In the world of corporate software, there are two facts about documentation. It exists and very few people read it. You see it in many companies, particularly big ones. A project starts out with gusto -- a thirty or forty page "whitepaper" or "roadmap" outlining the particulars of the business or technical concept du jour that is going to either set, or change, the direction of the organization for years to come. As implementation gets underway, reality takes over and the brilliantly written documentation collects dust while the project goes on to become a wild success, utter failure, or most commonly join the ranks of the countless corporate software projects that bumble along doing an adequate job of what they originally set out to do. Eventually some or all of the original developers on the team move up or out and new blood takes over and gets up to speed on the details of the project by reading...code. The documentation is however often good for something -- finding the name of a developer who can help you fix bugs.
Title: Why do you think I hate documentation so much?
Snarky: Why are you fixing bugs in that code? Weren't you off that project like three years ago?

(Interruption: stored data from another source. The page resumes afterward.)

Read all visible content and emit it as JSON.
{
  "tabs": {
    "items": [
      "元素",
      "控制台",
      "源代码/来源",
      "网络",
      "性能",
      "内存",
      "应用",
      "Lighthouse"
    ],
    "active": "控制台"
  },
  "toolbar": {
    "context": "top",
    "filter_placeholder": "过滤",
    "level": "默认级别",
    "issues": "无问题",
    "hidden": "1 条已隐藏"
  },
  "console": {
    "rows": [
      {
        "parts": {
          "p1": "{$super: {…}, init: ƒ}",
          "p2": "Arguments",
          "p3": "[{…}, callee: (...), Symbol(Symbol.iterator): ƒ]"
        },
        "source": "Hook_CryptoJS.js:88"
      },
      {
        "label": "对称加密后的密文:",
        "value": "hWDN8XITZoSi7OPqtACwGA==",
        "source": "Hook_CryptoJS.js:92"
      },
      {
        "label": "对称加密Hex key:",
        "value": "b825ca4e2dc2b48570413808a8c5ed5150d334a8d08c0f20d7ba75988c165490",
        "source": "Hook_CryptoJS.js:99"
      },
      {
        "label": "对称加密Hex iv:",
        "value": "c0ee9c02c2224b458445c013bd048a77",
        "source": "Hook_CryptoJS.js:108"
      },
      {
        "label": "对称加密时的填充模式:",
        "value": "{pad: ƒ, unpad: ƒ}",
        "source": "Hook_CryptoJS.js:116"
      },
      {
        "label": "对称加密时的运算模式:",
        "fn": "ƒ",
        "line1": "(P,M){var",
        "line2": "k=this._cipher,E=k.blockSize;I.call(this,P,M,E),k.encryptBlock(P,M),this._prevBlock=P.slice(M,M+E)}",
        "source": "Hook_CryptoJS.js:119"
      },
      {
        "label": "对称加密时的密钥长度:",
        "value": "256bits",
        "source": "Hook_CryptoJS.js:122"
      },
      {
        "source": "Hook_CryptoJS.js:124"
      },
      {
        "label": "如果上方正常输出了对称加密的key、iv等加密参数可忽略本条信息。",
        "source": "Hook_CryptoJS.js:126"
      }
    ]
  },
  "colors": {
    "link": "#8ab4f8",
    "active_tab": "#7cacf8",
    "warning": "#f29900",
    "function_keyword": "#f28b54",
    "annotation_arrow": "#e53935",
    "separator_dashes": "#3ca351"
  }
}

I agree - I rely heavily on documentation to trace the name trail. If I can't find the person listed (left the company), I find people associated with that person in other documents. Documentation also seems to run in cycles - not sure if you've seen that as well. Initial burst. Ages and falls apart. New initiative to clean it all up and establish domain teams! Team members pulled to other priorities. Documentation starts to age again. New corporate system, documentation lost or moved around and dispersed. New initiative!